I am writing a letter/story to you in response to the from Nov. 22, 2011 re: "Are doctors to blame for prescription drug crisis...." I would like to say that as a "victim" of being prescribed pain killers for back and neck injuries and then stopping the medication abruptly, I started to go into withdrawals.
I am not condoning "doctor shopping," however, these doctors are prescribing massive amounts of addictive drugs and then abruptly stop prescribing. This leaves a person in a state of severe withdrawal and they will do anything to get their hands on the medication...not to get high, but to prevent themselves from getting sick.
I use the term "doctor-induced addiction" in these situations. No one sets out to become addicted. I went to a doctor three years ago to go on a medication (Suboxone) which, initially was going to be for three months. I was not aware that this drug was highly addictive, as it is used for people who have a history of opiod dependence and essentially, it is to stop cravings for opiates (narcotic pain relievers).
ALONG WITH the Suboxone, my doctor prescribed me Klonopin and Ambien (both highly addictive meds). I called the pharmacy, scared to take the Klonopin and the pharmacy said "I wouldn't take it." I was shaking and experiencing extreme anxiety so I called my doctor and waited SIX hours for a response.
When he finally called, I explained to him that I contacted the pharmacist, etc. and he said it is not safe to take those two medications. The doctor replied, "Why are you asking the pharmacist...what does he know about these medications?" !!! WHAT??? Since then, I continued to see this doctor and asked him numerous times "When are you going to start weaning me off these drugs?" He always had an answer: "Well, are you sure your pain is going to be under control?" OR..."You're under a lot of stress right now and I don't think it's a good time to start cutting down."

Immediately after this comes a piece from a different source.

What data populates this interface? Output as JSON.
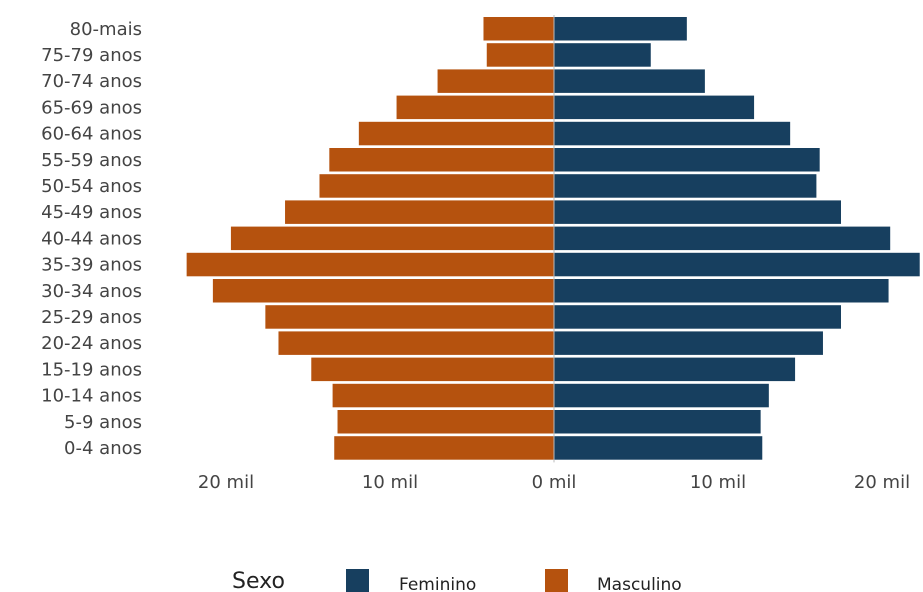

This doctor literally stated to me once "You know, you are taking three addictive drugs." Well, why is he prescribing them? There are two key statements I said to my doctor which I would like to mention. One: during one visit I said to him, the Klonpin doesn't seem to be working...(that is the first sign of dependence) and instead of him tapering, HE INCREASED MY DOSE. Another statement I made to him was "I think I'm becoming dependent on these drugs because when I cut down, I start feeling symptoms of withdrawal."
His answer first was "You probably are (becoming dependent) and the next answer was "Why are you cutting down... you brush your teeth twice a day, so why aren't you taking the meds twice a day?" "Because I don't want to be on these addictive drugs the rest of my life."
When I scheduled an appointment, I was denied because I have a balance with this doctor. Finally, I got health insurance and saw another doctor who charged me $250 for the first visit and I have to return in one week. I am a healthcare provider and know more about addiction than these prescribing doctors.
The bottom line is, doctors have an accountability to their patients when treating them. When a doctor continues to prescribe an addictive substance and then abruptly stops prescribing, it demonstrates negligence on their part, leaving a patient sick and dependent on drugs which was "induced" by their own doctor.
I never abused the drugs I was prescribed, but after a period of time, ANYONE can become addicted and it is the doctor's responsibility to evaluate a patient and say "Well, you've been on this for such and such amount of time, etc." "Maybe we should start cutting your dose down so you do not become dependent on these meds." Yes, there are people who doctor shop, but, again, as I say, being a "victim" of "induced" addiction, I believe 100% the doctors are to blame.
When I told my neurologist 6 years ago, "I think I am addicted to these pain meds." His reponse was "Oh, there are rehabs for that." So, instead of him titrating the drugs or taking steps to wean me off comfortably, he STOPPED prescribing and I was so sick I had to go into treatment which did not help me at all, as I was in treatment with illicit drug users, court ordered clients; people who did not want to be there.
Yet I went for help and was treated like a criminal....literally. And all because my doctor was negligent in his prescribing practices. These doctors should be reported to the DEA and the AMA. I have considered a lawsuit against my doctor, but I will be looked at in court as a "lowly drug user", so I, instead, will be reporting my doctor. I did not choose this nightmare I am going through, yet I AM PAYING THE PRICE....PHYSICALLY AND FINANCIALLY.